The intestine contains more than 100 million bacteria that make up the intestinal flora. This has a mixed, immune and digestive function.

All the secrets of the gut

  • A great unknown. We relate the intestine only to the digestion and assimilation of food. And it is one of its functions, since it absorbs, on average, one and a half kilograms of food daily.
  • It is also a defensive organ. It has almost 70% of the body's immune cells, in addition to being the main barrier against the external environment.
  • Alerts that something is wrong. Headache, bad breath, extreme tiredness and very smelly decompositions, as well as bloating, gas or flatulence, can be related to what happens in the intestine.
  • Why it works wrong. Intestinal dysfunction is mainly due to an unbalanced flora due to an inadequate diet, constipation, the consumption of antibiotics and other drugs, or due to chronic stress.
  • How to take care of the intestinal flora. Eat a healthy diet, rich in fruits and vegetables and with good hydration. Regularly practice physical activity: if we do not move, the intestine moves less and works worse. To improve digestive balance, we have two natural aids: prebiotics and probiotics.
  • What are prebiotics. They are non-digestible and fermentable molecules with a beneficial effect on the growth and activity of certain bacteria in the intestinal flora. They are fibers mainly from vegetables and fruits. They cause healthy modifications of the flora, of which they are like their food.
  • What are probiotics. They are live microorganisms (bacteria, yeasts …) that, when ingested in adequate quantities so that they reach the intestine alive, produce a beneficial effect on health. They do not renew the flora - everyone has their own, it is like a DNI - but they help to rebalance it. They are found in fermented dairy, fortified foods, and food supplements.

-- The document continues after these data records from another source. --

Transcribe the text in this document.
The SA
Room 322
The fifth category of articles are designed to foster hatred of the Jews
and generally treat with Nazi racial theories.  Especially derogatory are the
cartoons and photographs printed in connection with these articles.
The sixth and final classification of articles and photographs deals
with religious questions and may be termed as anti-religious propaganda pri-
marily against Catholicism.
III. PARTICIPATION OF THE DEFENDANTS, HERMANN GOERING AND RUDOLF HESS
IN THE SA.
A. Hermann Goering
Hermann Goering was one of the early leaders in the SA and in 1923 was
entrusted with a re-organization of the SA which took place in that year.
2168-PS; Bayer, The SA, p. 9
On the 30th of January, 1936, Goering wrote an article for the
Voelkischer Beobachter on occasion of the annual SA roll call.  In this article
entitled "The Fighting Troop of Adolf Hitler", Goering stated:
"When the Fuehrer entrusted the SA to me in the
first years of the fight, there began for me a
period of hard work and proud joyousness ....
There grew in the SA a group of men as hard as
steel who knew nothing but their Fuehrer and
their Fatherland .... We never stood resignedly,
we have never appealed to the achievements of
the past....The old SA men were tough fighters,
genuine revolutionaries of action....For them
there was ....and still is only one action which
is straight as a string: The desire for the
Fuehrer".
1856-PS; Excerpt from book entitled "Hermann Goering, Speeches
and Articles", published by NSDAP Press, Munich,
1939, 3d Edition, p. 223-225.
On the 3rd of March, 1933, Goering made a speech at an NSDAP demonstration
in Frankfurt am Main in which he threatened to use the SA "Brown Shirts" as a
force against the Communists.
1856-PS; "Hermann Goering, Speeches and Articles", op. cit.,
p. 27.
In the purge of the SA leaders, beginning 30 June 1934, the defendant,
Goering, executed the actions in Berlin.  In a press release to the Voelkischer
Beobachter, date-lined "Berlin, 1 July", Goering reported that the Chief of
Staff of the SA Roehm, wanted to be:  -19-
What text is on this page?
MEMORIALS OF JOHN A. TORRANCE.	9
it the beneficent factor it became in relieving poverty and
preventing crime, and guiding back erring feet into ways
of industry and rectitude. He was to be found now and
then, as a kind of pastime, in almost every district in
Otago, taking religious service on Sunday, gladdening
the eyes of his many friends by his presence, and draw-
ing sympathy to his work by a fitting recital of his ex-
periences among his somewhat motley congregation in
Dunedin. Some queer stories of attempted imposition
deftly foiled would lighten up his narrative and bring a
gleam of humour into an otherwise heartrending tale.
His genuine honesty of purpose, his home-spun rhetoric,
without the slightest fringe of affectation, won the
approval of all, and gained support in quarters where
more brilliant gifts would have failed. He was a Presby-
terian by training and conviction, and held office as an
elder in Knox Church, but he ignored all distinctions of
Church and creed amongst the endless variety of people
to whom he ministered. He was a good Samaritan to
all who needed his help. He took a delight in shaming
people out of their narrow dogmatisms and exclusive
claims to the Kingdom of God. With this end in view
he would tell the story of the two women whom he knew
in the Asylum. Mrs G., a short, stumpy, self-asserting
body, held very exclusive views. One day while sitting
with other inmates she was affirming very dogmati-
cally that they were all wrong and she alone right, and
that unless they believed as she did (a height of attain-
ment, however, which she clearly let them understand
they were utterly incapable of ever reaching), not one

Besides eating fruits, vegetables and yogurt …

  • Radish: increases intestinal flora and fights harmful bacteria that cause gas.
  • Sauerkraut: when fermenting the cabbage, dairy bacteria and enzymes appear that are very beneficial.
  • Fermented soybeans : miso –paste that results from fermenting soybeans with cereals and mushrooms– is very rich in fiber.
  • Dark chocolate: the polyphenols in this chocolate favor the flora and have a protective action.

And if you have more questions about what you eat, do not miss all the articles in the nutrition office.